Enter the all new Volkswagen commercial on TV. A stark white background featuring Slash, formerly of Guns N’ Roses and recently of….whatever, rocking out while plugged into a brand new Volkswagen. It’s not a gimmick. The new promotion really provides a customized-to-your car, First Act GarageMaster guitar to anyone that buys a new VW.

I can just imagine the pitch session at the ad agency.

“VW wants to be cool and hip. They want to resonate with the young kids.”

“Don’t forget the older ones Josh, they buy cars too.”

“Oh yeah, for sure, but they still want to be cool too. How do we reach ‘em?”

“Rock and roll buddy, nothing cooler than rock and roll.”

“Or Slash man, remember Slash? He was wicked. That “Paradise City” video was my favorite.”

“Cool, so let’s get Slash for a commercial.”

“Think he’s available?”

“Dude, I’m not even sure he’s alive.”

“So how do we make the promotion relevant to Slash?”

“We could give away top hats.”

“Maybe a guitar would be better.”

“Rock on Todd, that’s brilliant, let’s split a Red Bull and write it up.”

“I’m so there.”

And from that tiny germ of an idea we get Saul Hudson, aka Slash rocking out on a custom guitar plugged into two sets of 3-car high stacked speakers. The commercial looks great, and they plan even more rockers for future versions. One has to admit the idea of getting a free guitar does sound pretty neat. The only problem is the second thoughts that begin to creep in, because when that happens, you know you’re in trouble.

Picture if you will, dropping the kids off at school. As they walk across the playground you strap on your axe, plug in and while trying very hard not to dent the hood of your new car, crawl onboard and begin to play “Magic Carpet Ride” for the assembled parents. Assuming you are able to avoid splitting the leather pants you squeezed your post-marriage butt into, I think the sheer terror visible in your children’s faces would bring the impromptu jam session to a halt.

Maybe you could try the family reunion. Imagine your spouse’s family at the park enjoying a nice evening. You suggest a little entertainment and whip out your guitar and wow the group with your rendition of Poison’s “Talk Dirty To Me.” As your wife tries desperately to explain how hard you’ve been working lately and that your falling off the roof may have been a little more serious than she had originally thought., you are busy realizing that you may have practiced a bit too long as you now have to call the auto club because the car battery is as dead as the self-respect you once had.

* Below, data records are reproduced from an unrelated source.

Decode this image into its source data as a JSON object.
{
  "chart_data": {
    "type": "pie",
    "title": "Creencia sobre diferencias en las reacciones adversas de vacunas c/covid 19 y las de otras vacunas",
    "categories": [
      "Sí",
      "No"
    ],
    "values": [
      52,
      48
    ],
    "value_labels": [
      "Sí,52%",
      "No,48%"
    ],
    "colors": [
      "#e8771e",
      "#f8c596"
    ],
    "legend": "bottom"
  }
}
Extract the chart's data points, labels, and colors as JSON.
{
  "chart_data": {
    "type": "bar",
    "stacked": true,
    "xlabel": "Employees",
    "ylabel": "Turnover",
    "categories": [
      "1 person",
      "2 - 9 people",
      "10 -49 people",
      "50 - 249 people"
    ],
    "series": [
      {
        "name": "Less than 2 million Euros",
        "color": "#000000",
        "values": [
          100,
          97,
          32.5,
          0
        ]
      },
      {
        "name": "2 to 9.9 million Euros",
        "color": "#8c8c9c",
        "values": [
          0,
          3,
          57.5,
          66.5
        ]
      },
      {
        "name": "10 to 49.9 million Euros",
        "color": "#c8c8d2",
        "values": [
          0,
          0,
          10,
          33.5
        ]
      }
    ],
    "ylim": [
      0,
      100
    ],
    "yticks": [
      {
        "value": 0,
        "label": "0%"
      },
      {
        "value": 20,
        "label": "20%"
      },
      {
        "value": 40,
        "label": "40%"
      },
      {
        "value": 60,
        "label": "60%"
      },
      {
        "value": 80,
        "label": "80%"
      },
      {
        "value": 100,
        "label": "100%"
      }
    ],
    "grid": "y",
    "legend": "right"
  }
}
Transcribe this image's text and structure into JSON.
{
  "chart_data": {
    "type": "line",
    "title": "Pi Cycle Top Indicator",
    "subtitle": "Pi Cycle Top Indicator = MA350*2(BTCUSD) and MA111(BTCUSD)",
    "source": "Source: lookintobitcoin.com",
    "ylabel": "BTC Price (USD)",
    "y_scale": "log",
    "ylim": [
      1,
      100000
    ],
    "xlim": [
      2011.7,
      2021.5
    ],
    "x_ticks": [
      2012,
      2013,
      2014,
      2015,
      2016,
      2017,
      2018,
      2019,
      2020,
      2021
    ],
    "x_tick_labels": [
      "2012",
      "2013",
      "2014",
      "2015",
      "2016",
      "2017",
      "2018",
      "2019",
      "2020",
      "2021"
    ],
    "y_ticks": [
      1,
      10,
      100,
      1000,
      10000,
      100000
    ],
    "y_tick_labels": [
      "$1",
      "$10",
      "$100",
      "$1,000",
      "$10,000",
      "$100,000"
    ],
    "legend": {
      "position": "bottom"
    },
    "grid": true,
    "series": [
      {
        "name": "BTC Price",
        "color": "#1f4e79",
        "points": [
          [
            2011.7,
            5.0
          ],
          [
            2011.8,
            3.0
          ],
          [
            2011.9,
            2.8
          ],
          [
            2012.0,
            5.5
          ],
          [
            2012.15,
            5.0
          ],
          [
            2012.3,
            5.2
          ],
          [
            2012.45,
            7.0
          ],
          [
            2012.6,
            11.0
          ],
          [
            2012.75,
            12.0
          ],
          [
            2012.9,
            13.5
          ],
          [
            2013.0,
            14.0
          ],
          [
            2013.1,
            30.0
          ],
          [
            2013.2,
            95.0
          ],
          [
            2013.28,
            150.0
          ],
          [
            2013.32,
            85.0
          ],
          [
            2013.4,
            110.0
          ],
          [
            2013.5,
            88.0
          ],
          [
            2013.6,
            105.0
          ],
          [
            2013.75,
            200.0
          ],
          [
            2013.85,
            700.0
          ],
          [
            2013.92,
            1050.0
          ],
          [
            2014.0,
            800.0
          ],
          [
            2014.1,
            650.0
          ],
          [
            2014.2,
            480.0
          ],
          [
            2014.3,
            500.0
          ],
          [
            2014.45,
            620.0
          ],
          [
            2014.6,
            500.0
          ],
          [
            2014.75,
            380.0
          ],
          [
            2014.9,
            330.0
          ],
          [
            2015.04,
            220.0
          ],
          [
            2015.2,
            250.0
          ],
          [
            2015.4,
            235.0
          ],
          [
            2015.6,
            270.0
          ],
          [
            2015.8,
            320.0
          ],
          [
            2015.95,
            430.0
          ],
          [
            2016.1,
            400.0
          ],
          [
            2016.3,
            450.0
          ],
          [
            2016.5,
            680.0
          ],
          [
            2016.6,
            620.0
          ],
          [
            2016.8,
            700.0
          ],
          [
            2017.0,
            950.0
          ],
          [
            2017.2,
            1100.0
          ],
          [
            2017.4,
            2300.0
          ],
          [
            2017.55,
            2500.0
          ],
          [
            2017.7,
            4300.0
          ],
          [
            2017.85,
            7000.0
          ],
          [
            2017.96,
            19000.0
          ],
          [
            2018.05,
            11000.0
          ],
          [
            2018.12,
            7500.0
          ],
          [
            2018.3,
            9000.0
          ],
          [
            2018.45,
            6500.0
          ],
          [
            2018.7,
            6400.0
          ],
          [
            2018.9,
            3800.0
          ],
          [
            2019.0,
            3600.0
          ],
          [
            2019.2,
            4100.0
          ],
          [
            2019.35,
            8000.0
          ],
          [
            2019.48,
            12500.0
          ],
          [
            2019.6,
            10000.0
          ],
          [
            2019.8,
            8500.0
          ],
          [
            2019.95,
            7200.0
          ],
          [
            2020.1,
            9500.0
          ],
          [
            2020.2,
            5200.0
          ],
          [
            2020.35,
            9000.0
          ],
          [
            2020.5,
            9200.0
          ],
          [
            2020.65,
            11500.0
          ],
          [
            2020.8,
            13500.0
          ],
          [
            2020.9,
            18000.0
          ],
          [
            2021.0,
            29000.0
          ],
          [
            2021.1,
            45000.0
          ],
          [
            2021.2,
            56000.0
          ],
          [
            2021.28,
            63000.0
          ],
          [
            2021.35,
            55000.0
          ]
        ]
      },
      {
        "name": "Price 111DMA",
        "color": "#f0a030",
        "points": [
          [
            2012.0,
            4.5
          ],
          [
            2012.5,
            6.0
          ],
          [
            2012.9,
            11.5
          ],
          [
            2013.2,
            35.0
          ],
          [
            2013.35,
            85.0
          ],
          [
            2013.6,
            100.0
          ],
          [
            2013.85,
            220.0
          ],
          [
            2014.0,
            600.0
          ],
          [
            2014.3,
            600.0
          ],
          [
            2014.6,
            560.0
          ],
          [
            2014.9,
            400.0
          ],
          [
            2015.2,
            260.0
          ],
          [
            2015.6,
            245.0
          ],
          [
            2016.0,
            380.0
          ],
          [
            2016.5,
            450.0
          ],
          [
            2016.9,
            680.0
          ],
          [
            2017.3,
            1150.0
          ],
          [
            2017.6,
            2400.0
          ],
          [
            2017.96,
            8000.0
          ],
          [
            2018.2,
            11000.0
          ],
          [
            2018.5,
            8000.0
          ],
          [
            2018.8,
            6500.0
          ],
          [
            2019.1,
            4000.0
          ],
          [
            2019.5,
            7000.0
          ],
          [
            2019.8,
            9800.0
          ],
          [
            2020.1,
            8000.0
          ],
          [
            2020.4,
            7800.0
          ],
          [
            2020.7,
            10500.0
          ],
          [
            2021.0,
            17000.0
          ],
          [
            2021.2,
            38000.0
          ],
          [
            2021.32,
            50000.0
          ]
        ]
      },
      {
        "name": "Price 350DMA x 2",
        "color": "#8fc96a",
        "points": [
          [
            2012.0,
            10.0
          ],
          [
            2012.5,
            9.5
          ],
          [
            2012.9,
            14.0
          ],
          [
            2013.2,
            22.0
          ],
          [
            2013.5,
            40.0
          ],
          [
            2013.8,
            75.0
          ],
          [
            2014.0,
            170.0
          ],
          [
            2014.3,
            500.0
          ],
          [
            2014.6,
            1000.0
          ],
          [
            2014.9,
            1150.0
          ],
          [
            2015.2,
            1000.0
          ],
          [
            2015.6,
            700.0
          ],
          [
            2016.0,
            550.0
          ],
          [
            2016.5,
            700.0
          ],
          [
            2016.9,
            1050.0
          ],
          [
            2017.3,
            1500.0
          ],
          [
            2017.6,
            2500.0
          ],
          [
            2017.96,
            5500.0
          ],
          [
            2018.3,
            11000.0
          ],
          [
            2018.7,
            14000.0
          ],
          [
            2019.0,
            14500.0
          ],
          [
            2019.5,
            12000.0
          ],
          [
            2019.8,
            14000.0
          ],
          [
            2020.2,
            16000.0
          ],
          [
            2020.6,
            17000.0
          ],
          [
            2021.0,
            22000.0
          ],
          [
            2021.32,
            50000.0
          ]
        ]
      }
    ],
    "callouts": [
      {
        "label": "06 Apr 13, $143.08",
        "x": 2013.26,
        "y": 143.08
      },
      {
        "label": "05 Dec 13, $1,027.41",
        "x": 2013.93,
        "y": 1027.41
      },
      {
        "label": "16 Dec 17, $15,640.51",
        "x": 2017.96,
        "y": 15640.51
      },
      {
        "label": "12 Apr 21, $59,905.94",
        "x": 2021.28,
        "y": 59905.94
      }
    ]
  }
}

Truthfully though, as frightening as those two visions might be, I tend to think it will go a little more like this:

Come home with car. Quickly open case and look lovingly at guitar. Pull car in garage and close door tight. Spend 45 minutes minimum figuring out how to hook the darn thing up and then strum “Stairway To Heaven” until yelled at to shut up by someone in house. You will then box up the guitar and put it under the stairs beside the Bowflex you couldn’t sell for $25 at the last yard sale.

I would really like to believe my life could still include an electric guitar but I’m afraid it just doesn’t. Band class was a long time ago and any chance I might have had to play the main stage is pretty distant in the rearview mirror by now. The rock and roll lifestyle has passed me by.

It sure does look like a heck of a lot of fun though.